Chapter 3

95 8 0
                                    

Aku melewati pagar sekolah dengan mudah. Malam ini pintu pagar tidak dikunci. Lagipula, siapapun pasti akan mengurungkan niat untuk memasuki gedung ini di malam hari. Tak hanya pintu pagar, pintu masuk sekolah pun tak dikunci. Pintu demi pintu ruang kelas telah kucoba untuk membukanya. Sayang, semua ruangan dikunci. Kecuali ruang Bahasa Asing yang hanya tertutup rapat, tanpa rantai melilit di gagangnya dan gembok yang menguncinya.

Tak biasanya ruang kelas dibiarkan tidak terkunci seperti ini. Aku memasuki ruang kelas yang disinyalir merupakan kelas paling menyeramkan di sekolah tua ini. Kosong. Tak ada satupun kursi atau meja disana. Lebih mengherankannya lagi adalah saat kusadari bahwa seluruh dinding ruangan ini telah ditutupi oleh kain hitam. Ada apa ini?

---o0o---

Malam semakin larut dan aku masih terjaga. Aku terpikirkan kecurigaan Zhou terhadap Alf. Bukan hanya hipotesis yang kutangkap dari apa yang telah Zhou ucapkan tadi sore di sekolah, mimpi kemarin malam juga masih mengganggu pikiranku di tengah kesunyian malam. Hingga hari telah berganti, di otakku masih terbayang mimpi singkat itu. Ya, memang bunga dalam tidurku kerap kali menjadi sebuah kenyataan. Dan apakah ini sebuah firasat? Bukan, di dalam mimpi itu tak ada hal buruk terjadi, hanya saja ada sebuah ketidakwajaran di ruang bahasa asing. Hati kecilku mulai berbisik. Kalau hati sudah berbicara, tak ada lagi yang bisa menghalangi. Aku beranjak dari tempat tidur, mengikuti kata hati.

Kuambil jaket FC Barcelona berwarna biru yang tergantung di balik pintu dan bergegas keluar rumah. Dengan berbekal keberanian, aku melawan dinginnya angin malam nan menusuk tulang. Saat ini waktu telah menunjukkan pukul sebelas malam. Aku pun mengendarai motor kesayanganku —hadiah yang baru kudapat dari kedua orangtuaku─, melintasi jalan yang begitu lengang, sangat berbeda saat siang hari. Berhenti sejenak di minimarket 24 jam dan menyusuri trotoar menuju bangunan tua diujung jalan.

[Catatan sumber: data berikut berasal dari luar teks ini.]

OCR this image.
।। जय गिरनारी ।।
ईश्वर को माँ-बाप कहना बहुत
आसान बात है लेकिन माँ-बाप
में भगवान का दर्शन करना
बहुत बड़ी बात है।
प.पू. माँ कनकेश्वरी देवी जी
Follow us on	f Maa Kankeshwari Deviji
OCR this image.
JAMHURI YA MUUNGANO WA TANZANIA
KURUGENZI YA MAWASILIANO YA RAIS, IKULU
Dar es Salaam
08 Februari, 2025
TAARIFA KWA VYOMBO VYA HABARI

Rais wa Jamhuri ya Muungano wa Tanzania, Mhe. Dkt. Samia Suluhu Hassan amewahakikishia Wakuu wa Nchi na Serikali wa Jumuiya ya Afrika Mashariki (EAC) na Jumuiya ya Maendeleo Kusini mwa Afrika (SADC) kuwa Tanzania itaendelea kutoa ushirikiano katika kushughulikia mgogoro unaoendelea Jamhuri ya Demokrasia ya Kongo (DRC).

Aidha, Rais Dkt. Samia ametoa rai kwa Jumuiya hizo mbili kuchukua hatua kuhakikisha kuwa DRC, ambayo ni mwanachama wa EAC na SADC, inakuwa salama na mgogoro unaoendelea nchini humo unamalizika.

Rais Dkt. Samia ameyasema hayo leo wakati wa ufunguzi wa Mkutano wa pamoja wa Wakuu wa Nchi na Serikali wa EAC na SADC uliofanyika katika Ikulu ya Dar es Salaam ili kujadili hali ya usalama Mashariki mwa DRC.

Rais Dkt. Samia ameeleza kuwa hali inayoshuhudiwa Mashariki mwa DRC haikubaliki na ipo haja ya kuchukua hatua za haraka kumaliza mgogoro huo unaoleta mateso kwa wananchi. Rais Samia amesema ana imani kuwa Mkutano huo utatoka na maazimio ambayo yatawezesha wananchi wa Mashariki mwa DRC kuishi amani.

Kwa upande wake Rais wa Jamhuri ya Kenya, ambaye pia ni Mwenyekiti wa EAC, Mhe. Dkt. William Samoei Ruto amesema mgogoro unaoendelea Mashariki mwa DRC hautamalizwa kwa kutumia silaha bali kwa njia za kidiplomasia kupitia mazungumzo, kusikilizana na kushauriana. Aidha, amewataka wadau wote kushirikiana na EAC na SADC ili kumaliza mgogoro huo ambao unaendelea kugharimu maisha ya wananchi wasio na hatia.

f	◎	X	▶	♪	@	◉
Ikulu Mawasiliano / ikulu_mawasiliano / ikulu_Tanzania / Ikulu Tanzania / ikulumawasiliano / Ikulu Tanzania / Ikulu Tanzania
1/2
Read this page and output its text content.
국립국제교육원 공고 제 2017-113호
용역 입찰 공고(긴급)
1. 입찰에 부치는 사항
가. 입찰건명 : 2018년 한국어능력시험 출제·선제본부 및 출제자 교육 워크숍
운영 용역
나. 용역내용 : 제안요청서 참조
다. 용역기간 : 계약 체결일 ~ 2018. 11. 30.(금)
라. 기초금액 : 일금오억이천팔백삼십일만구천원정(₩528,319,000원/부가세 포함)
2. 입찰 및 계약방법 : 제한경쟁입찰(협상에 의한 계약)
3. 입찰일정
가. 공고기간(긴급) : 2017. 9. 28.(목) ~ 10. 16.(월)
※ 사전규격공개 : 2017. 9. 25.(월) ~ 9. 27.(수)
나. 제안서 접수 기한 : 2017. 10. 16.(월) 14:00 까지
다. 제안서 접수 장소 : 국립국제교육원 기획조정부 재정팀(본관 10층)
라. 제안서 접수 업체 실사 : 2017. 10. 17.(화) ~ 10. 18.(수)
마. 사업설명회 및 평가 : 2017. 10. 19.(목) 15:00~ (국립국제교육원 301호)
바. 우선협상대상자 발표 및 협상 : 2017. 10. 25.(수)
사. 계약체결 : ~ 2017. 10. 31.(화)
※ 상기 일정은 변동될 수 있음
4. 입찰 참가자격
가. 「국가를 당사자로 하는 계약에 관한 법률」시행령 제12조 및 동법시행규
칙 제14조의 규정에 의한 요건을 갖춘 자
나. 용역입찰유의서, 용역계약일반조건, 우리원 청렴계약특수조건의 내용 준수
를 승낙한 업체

Aku tak mau ambil risiko kalau satpam sekolah itu melihat kendaraan yang biasa kupakai kemanapun sedang terparkir didepan sekolah pada malam hari. Maka, motor besar itu kuparkirkan di minimarket tak jauh dari sekolah, hanya berjarak sekitar lima puluh meter. Jadi, sekalipun aku tertangkap basah sedang menyusup, aku tak perlu berlari terlalu jauh, lalu memacu motorku secepat mungkin untuk melarikan diri.

Bangunan peninggalan Belanda yang satu ini adalah sekolahku, tempat kami menuntut ilmu. Yang mana juga merupakan salah satu sekolah tertua di ibukota. Oleh karena itu, tak heran jika sekolah ini terkenal; bukan hanya karena prestasi yang berhasil dicapai para peserta didiknya saja, tapi juga karena keangkeran gedung yang ditempati sekolah ini. Maklum, gedung ini dibangun pada awal tahun 1900-an. Berarti sudah lebih dari seratus tahun gedung ini berdiri, tapi bangunannya masih tampak kokoh tanpa pemugaran total.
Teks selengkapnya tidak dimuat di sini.